Alguém tem de ser dono desse caminho porque cada alvo tenta tornar a fonte menos universal. A Kera é o lugar onde essas diferenças de alvo se tornam trabalho explícito de compilador em vez de folclore passado depois do relatório de erro.
O dia em que o grafo se torna o contrato
Imagine novamente o relatório de erro original, mas com a Kera já no fluxo de trabalho. Uma equipa financeira aprova um cálculo de risco. A impressão digital do grafo é registada. A primeira implementação corre em CPU. Mais tarde, um caminho GPU é introduzido para análise de carteiras. Mais tarde ainda, um caminho FPGA é usado para preços de menor latência. A questão em cada passo não é se o novo hardware parece impressionante. A questão é se o mesmo grafo está a ser reduzido e se a semântica do alvo mantém o resultado idêntico.
A conversa muda. A equipa de plataforma pode falar sobre agendamento e custo. A equipa de compiladores pode falar sobre backends. A equipa de conformidade pode falar sobre a impressão digital. O dono do negócio pode perguntar se mudar de hardware é uma decisão operacional ou uma reescrita. O produto dá a todos eles um objeto para apontar.
Esse é o valor silencioso de um IR endereçado por conteúdo. Transforma a execução multiplataforma de uma série de explicações persuasivas num registo. Torna o grafo num recibo. Permite que o mesmo .keg alimente todos os backends. Dá à organização uma base que pertence à computação e não a uma única máquina.
Nenhum compilador pode eliminar a necessidade de bom senso em engenharia. As equipas ainda precisam de selecionar os alvos com cuidado, testar as cargas de trabalho com honestidade, compreender os limites dos alvos e decidir quais os domínios que exigem igualdade bit a bit. Mas a Kera pode tornar essas decisões explícitas. Pode impedir que uma migração de desempenho se torne, por acidente, numa migração semântica.
A lição da redução
A Kera é importante porque a parte difícil não é ter uma ideia engenhosa de redução. A parte difícil é levar essa ideia por todos os lugares monótonos onde a engenharia ou se torna digna de confiança ou se torna folclore: diagnósticos, árvores verdes, hashes de tipos, verificação de empréstimos, otimização de ponto fixo, validação de invariantes, serialização .keg, emissão de backend, política de segurança, registos de auditoria, suporte de editores e execução específica de cada alvo.
Reduzir é trabalho porque cada alvo tenta tornar a fonte menos universal.

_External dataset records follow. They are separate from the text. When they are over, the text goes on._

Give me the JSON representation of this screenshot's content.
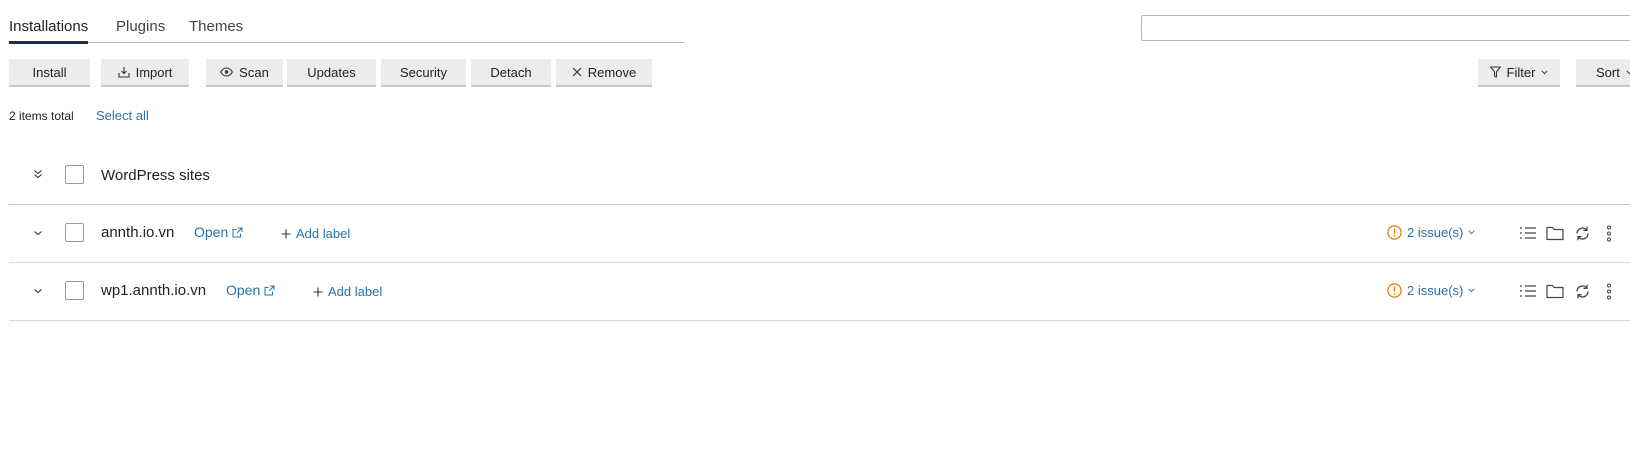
{
  "tabs": [
    {
      "label": "Installations",
      "active": true
    },
    {
      "label": "Plugins",
      "active": false
    },
    {
      "label": "Themes",
      "active": false
    }
  ],
  "search": {
    "value": "",
    "placeholder": ""
  },
  "toolbar": {
    "install": "Install",
    "import": "Import",
    "scan": "Scan",
    "updates": "Updates",
    "security": "Security",
    "detach": "Detach",
    "remove": "Remove",
    "filter": "Filter",
    "sort": "Sort"
  },
  "summary": {
    "total": "2 items total",
    "select_all": "Select all"
  },
  "group": {
    "name": "WordPress sites"
  },
  "sites": [
    {
      "name": "annth.io.vn",
      "open": "Open",
      "add_label": "Add label",
      "issues": "2 issue(s)"
    },
    {
      "name": "wp1.annth.io.vn",
      "open": "Open",
      "add_label": "Add label",
      "issues": "2 issue(s)"
    }
  ],
  "colors": {
    "link": "#2872a8",
    "warning": "#e07b00",
    "tab_underline": "#1f2f4a"
  },
  "icons": [
    "import-icon",
    "eye-icon",
    "close-icon",
    "filter-icon",
    "chevron-down-icon",
    "double-chevron-down-icon",
    "external-link-icon",
    "plus-icon",
    "warning-circle-icon",
    "list-icon",
    "folder-icon",
    "refresh-icon",
    "more-vertical-icon",
    "search-icon"
  ]
}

A engenharia de compiladores determinística é a disciplina de recusar que isso aconteça em silêncio. A CPU quer vetores. A GPU quer kernels. A FPGA quer ciclos. A WASM quer restrições. A organização quer uma única resposta. O trabalho da Kera é preservar o significado da computação enquanto permite que cada alvo faça aquilo em que é bom.

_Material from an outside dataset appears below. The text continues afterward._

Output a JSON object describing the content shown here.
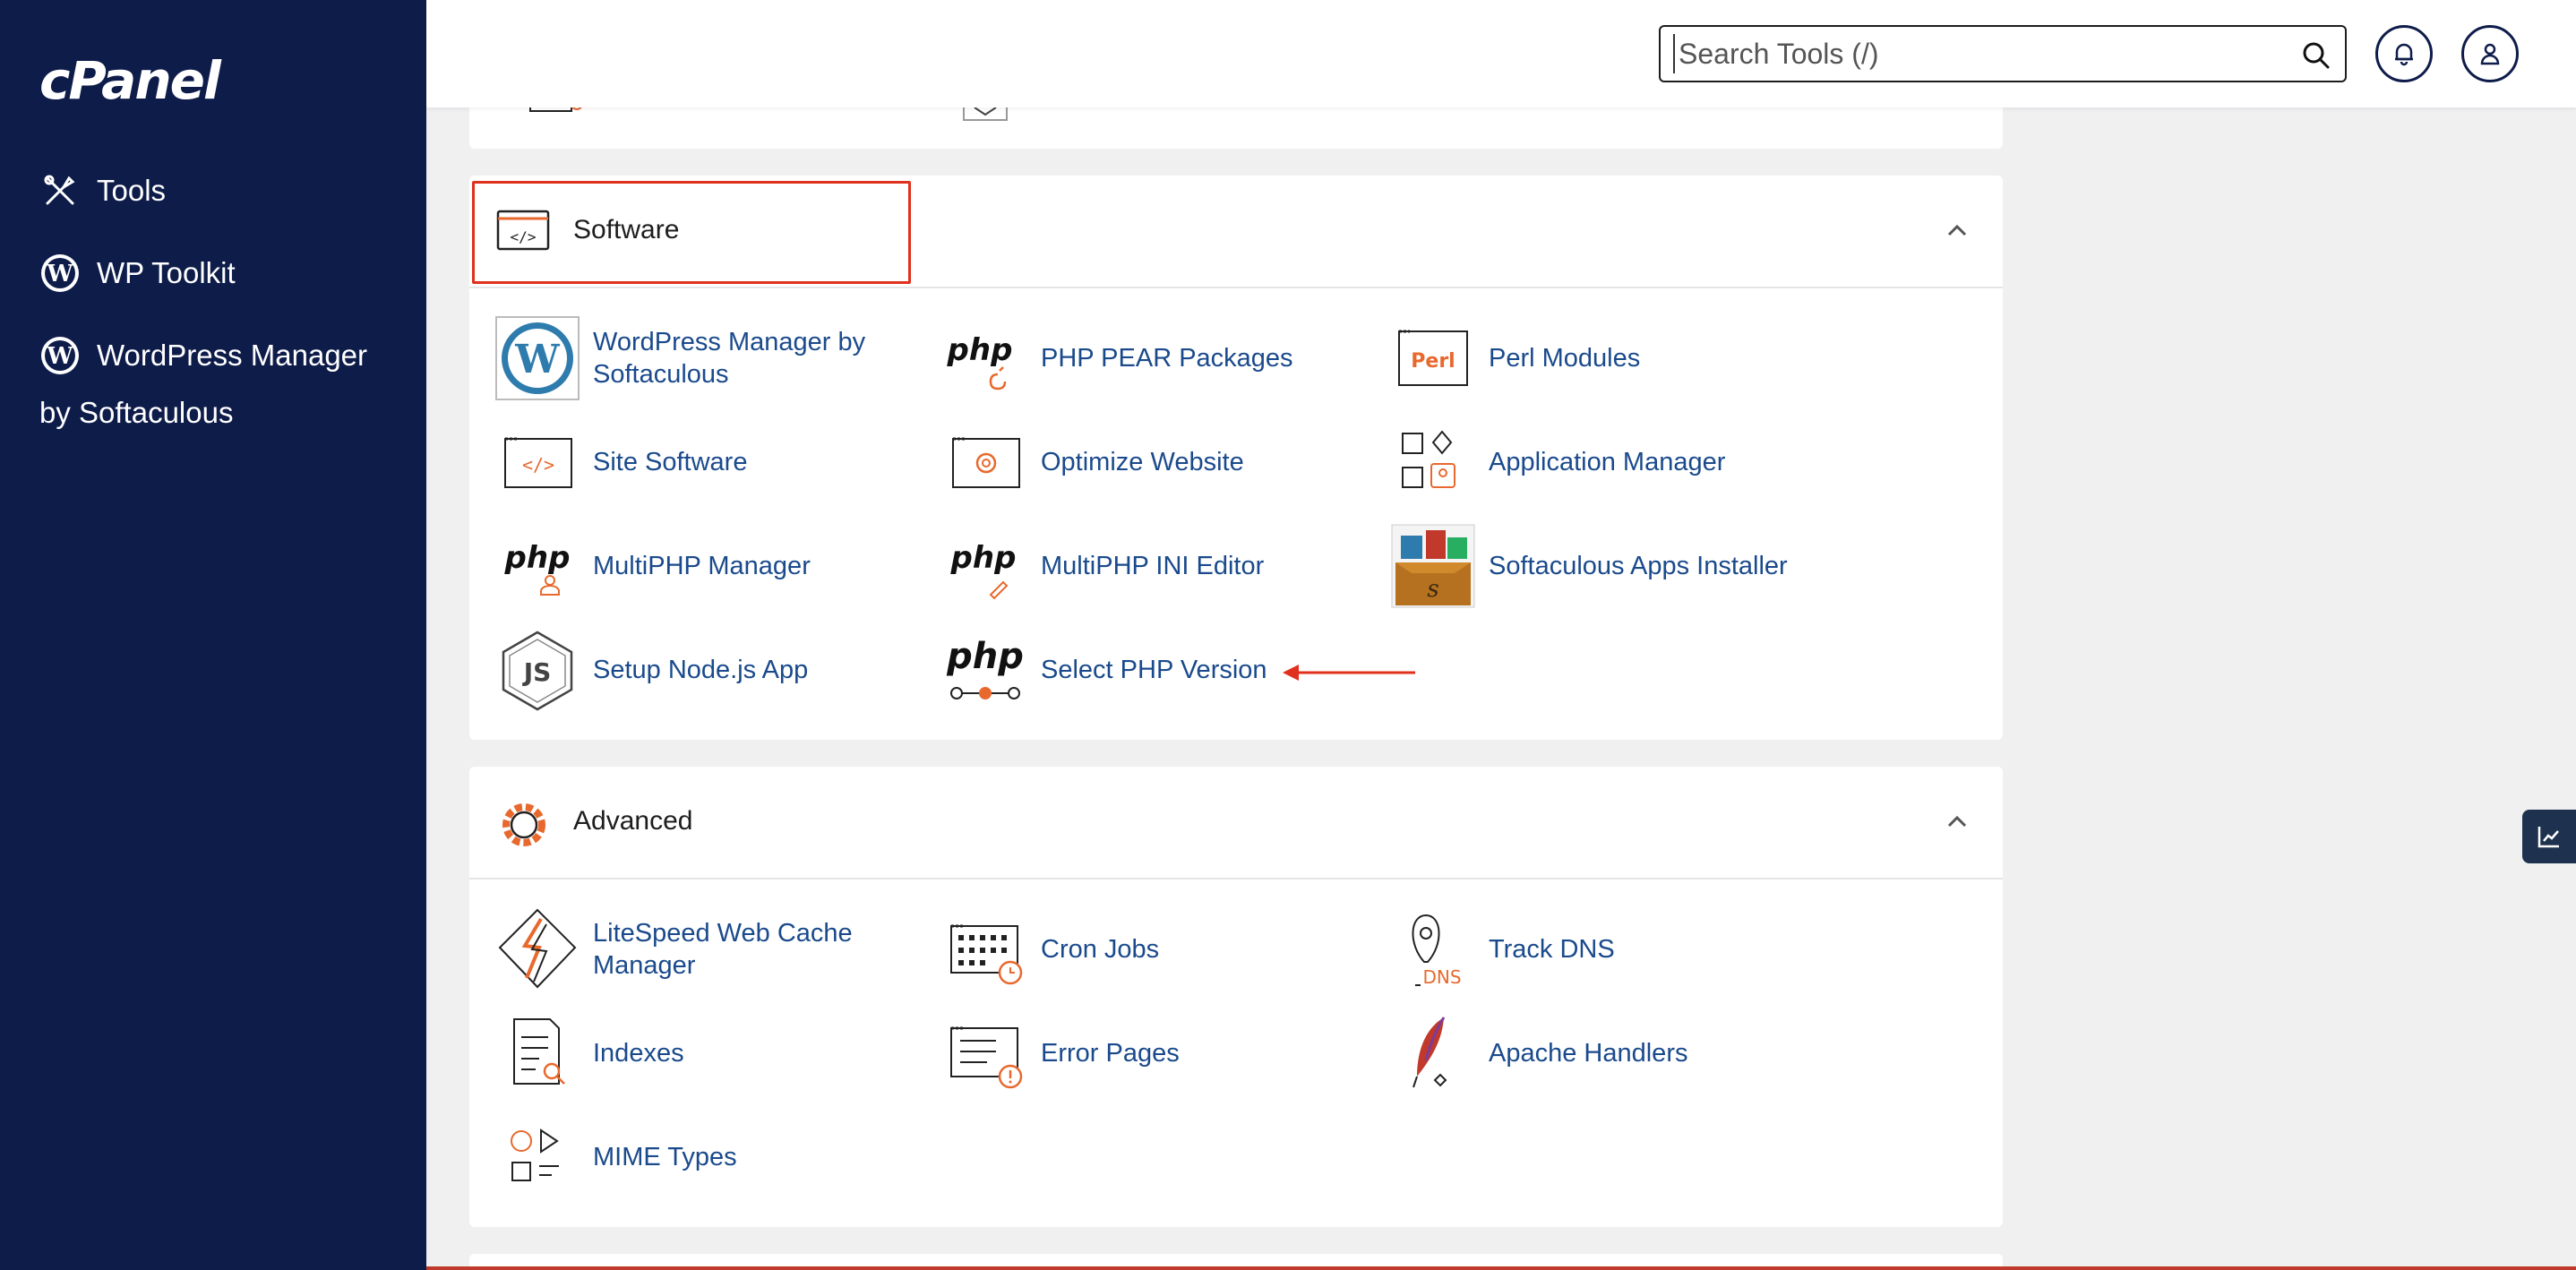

Isso é uma forma de engenharia, não uma abstração de papel. Tem um comprador, um modo de falha, um formato de ficheiro, um caminho de compilador e consequências operacionais. A promessa não é que o hardware se torne simples. A promessa é que a complexidade é representada, reduzida, verificada e assumida.

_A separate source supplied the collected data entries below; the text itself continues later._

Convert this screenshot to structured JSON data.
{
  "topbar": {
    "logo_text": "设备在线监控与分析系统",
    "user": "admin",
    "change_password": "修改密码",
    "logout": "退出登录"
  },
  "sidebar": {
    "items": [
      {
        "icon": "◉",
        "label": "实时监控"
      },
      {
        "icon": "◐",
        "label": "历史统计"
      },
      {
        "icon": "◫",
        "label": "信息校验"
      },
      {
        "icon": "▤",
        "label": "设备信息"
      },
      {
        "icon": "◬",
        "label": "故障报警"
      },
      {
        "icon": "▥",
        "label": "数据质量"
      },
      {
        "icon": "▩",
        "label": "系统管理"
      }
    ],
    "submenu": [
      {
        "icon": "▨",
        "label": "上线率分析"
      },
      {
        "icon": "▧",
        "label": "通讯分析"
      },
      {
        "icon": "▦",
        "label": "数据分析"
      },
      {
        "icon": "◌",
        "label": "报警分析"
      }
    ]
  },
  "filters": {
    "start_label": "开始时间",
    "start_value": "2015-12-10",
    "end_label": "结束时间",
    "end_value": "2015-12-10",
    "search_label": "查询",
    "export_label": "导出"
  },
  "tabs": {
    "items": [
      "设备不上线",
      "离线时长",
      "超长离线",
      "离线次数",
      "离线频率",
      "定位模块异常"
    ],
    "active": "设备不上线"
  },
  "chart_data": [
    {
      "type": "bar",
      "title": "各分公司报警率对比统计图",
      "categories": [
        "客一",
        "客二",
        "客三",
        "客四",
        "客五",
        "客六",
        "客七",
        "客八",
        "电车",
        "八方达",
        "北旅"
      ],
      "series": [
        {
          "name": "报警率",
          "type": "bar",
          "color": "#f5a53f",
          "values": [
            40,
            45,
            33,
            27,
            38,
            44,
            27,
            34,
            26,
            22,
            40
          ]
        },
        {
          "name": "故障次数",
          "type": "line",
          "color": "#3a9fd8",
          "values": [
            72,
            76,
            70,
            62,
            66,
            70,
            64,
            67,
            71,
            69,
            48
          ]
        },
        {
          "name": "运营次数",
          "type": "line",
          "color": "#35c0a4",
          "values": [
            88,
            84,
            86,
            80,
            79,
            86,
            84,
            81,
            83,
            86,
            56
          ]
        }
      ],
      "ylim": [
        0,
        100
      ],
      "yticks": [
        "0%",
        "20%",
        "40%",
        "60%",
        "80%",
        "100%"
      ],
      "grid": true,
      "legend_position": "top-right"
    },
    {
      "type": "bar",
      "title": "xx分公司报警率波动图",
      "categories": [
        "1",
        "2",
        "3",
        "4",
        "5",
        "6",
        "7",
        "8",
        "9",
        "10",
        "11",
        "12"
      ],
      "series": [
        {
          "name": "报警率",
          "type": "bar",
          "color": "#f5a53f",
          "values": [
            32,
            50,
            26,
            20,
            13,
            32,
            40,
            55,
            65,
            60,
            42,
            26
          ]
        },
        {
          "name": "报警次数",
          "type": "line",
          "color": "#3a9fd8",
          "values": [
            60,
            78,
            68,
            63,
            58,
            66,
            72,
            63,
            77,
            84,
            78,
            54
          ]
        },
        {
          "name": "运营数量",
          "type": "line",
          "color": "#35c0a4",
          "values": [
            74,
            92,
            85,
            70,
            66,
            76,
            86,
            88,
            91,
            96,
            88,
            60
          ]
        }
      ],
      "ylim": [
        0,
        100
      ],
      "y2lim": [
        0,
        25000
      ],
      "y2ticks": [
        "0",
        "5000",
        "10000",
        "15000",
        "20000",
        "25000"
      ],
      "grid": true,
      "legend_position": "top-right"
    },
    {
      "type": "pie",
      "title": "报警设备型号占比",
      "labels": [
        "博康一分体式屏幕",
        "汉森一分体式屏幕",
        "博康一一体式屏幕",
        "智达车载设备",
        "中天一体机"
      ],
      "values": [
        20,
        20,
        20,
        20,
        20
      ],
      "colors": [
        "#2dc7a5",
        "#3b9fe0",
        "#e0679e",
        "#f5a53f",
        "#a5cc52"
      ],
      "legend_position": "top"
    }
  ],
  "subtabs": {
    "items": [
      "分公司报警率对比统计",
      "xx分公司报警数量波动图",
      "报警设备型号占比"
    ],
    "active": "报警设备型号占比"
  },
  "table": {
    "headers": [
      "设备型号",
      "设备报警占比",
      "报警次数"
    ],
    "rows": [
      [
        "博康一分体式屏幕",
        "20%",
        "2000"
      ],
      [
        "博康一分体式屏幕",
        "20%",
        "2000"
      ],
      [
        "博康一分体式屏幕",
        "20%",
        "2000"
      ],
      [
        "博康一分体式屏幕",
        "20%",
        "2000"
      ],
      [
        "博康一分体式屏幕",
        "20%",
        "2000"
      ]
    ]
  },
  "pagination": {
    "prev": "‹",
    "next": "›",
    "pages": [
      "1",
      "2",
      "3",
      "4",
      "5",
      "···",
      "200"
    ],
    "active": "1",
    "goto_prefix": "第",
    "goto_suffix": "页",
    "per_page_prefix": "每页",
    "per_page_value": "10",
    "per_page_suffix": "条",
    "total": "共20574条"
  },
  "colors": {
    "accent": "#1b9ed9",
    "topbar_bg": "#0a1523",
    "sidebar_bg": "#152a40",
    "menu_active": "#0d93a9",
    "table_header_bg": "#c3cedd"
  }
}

Quando chegar o próximo número quase certo, a equipa não deverá ter de começar pelo folclore sobre qual máquina executou o quê. Deverá começar pelo grafo. A impressão digital coincidiu? Qual backend emitiu o código? Que capacidades foram concedidas? Que semânticas de alvo foram aplicadas? Que artefacto foi armazenado? Essas são perguntas de produto. A Kera existe porque também são perguntas de compilador.